Amphibians are suffering what has been called the greatest extinction since the dinosaurs. Changing agricultural practices, loss of habitat and increased road traffic have all contributed to shocking population declines.

The United Nations Millennium Ecosystem Assessment estimates that 10-30% of mammal, bird and amphibian species are currently threatened with extinction due to human activities.

To help understand which features are important for biodiversity when amphibian populations are disturbed by human development, we followed the colonisation success of six frog species across multiple replacement ponds, created to offset the destruction of nearby ponds by highway construction in France.

These species’ population size and distribution was recorded immediately before and for four years after the replacement ponds were constructed. Initially, both the number of different species and their population numbers declined. But, eventually, both returned to pre-construction levels. The results suggest that the species diversity was best maintained in a landscape that contained several types of vegetation in relatively large, open wetland areas. More ponds were colonised over time, and in some cases total population numbers increased.

So this study over several years indicates that the replacement ponds used in a case of biodiversity offsetting can be successfully designed around simple habitat features such as the variety of plants. This provided clear benefits for a range of amphibian species, and their thriving in turn had a positive effect on local biodiversity.

However, not all offsetting stories have the same charming outcome. In many other instances newly manufactured habitats have not met Lavoisier’s principle and wildlife populations, species diversity and even whole ecosystems have been lost. In fact, in this business, and despite being under-reported, failures are as abundant as successes. This is especially the case for wetland habitats, one of the more common ecosystems brought under tentative offsetting. For instance, one study showed that of 31 mitigation sites in Indiana, 71% of forested sites, 87% of wet meadow areas, and 42% of shrub areas failed.

In a society where resources are limited, the costs associated with environmental offsetting and the need to assess its success will always out-compete those steps, often political, that would be required for better environmental safeguards. In the fashion of sustainable development, biodiversity offsetting represents an important tool for maintaining environmental values in those situations where social and economic development take precedence despite its impact on the environment.

But, if the policy is used as a fig leaf by developers as a means to an end, and if failing to achieve the goal of “no net loss” brings no consequences or penalties, then one has to consider who offsetting really benefits. And, more broadly, the question must be asked as to whether such a policy is acceptable at all, at a time when biodiversity is under unprecedented pressure.

So are we to throw out the baby with the bath water?
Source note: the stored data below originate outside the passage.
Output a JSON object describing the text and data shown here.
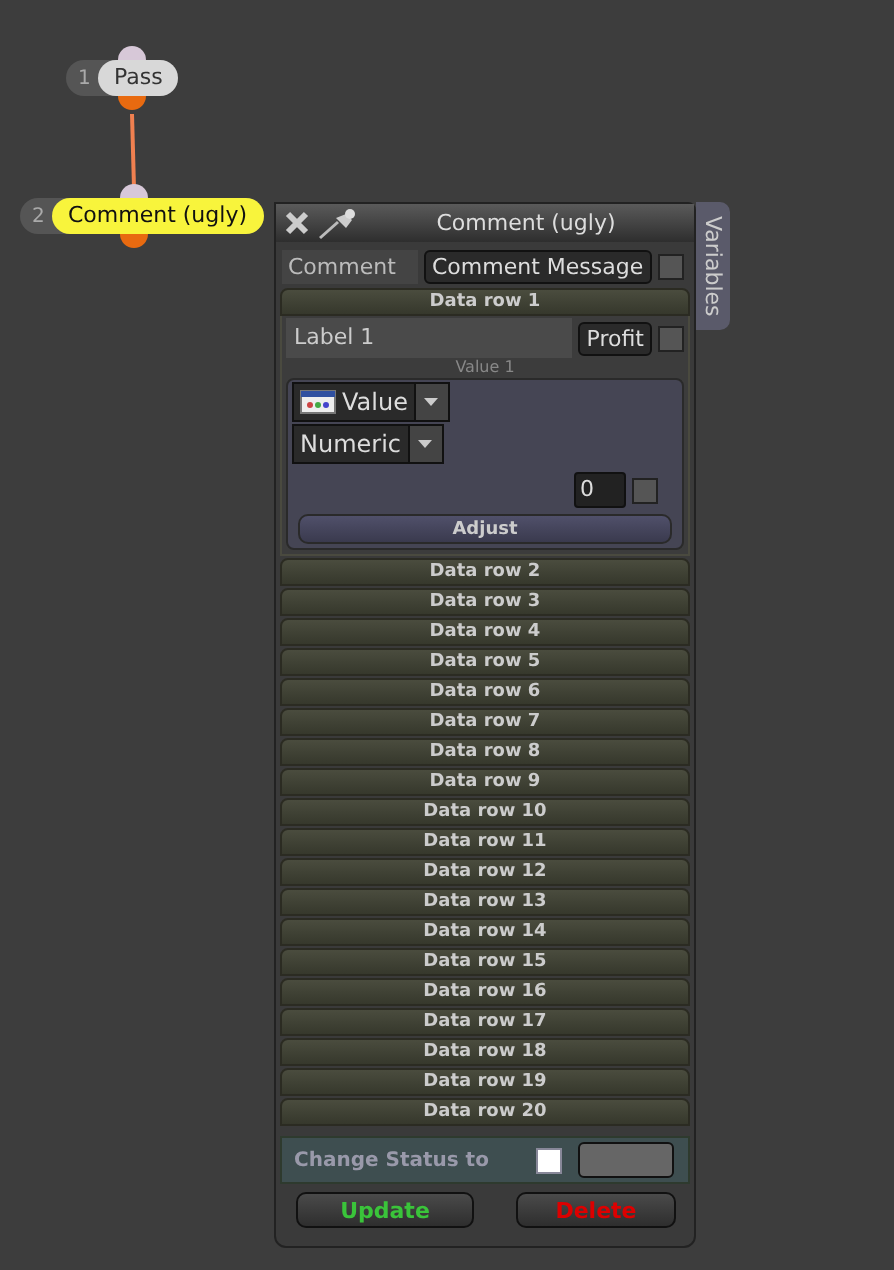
{
  "nodes": [
    {
      "number": "1",
      "label": "Pass",
      "highlighted": false
    },
    {
      "number": "2",
      "label": "Comment (ugly)",
      "highlighted": true
    }
  ],
  "panel": {
    "title": "Comment (ugly)",
    "side_tab": "Variables",
    "comment": {
      "label": "Comment",
      "button": "Comment Message",
      "checked": false
    },
    "data_rows": [
      {
        "title": "Data row 1",
        "expanded": true,
        "label_value": "Label 1",
        "profit_button": "Profit",
        "profit_checked": false,
        "value_caption": "Value 1",
        "value_dropdown": "Value",
        "type_dropdown": "Numeric",
        "number": "0",
        "number_checked": false,
        "adjust_button": "Adjust"
      },
      {
        "title": "Data row 2",
        "expanded": false
      },
      {
        "title": "Data row 3",
        "expanded": false
      },
      {
        "title": "Data row 4",
        "expanded": false
      },
      {
        "title": "Data row 5",
        "expanded": false
      },
      {
        "title": "Data row 6",
        "expanded": false
      },
      {
        "title": "Data row 7",
        "expanded": false
      },
      {
        "title": "Data row 8",
        "expanded": false
      },
      {
        "title": "Data row 9",
        "expanded": false
      },
      {
        "title": "Data row 10",
        "expanded": false
      },
      {
        "title": "Data row 11",
        "expanded": false
      },
      {
        "title": "Data row 12",
        "expanded": false
      },
      {
        "title": "Data row 13",
        "expanded": false
      },
      {
        "title": "Data row 14",
        "expanded": false
      },
      {
        "title": "Data row 15",
        "expanded": false
      },
      {
        "title": "Data row 16",
        "expanded": false
      },
      {
        "title": "Data row 17",
        "expanded": false
      },
      {
        "title": "Data row 18",
        "expanded": false
      },
      {
        "title": "Data row 19",
        "expanded": false
      },
      {
        "title": "Data row 20",
        "expanded": false
      }
    ],
    "status": {
      "label": "Change Status to",
      "checked": false
    },
    "buttons": [
      {
        "label": "Update",
        "kind": "update"
      },
      {
        "label": "Delete",
        "kind": "delete"
      }
    ]
  }
}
While “no net loss” is plausible, the complexity and variety of ecosystems, and the limited understanding we often have of their role and their functioning, make achieving this a utopian fantasy. For example, as the UK’s Environmental Audit Committee pointed out, it would be hugely destructive to allow – as the policy currently does – offsetting to be applied to ancient woodland and Sites of Special Scientific Interest. No offsetting system could protect or adequately replace such complex, long-established, ecosystems.

The costs to biodiversity will far outweigh the benefits of environmental offsetting and in many cases the main beneficiaries would be perhaps the developers, who could bask in the warm glow of good conscience, good PR, and brownie points from the government for supporting the scheme.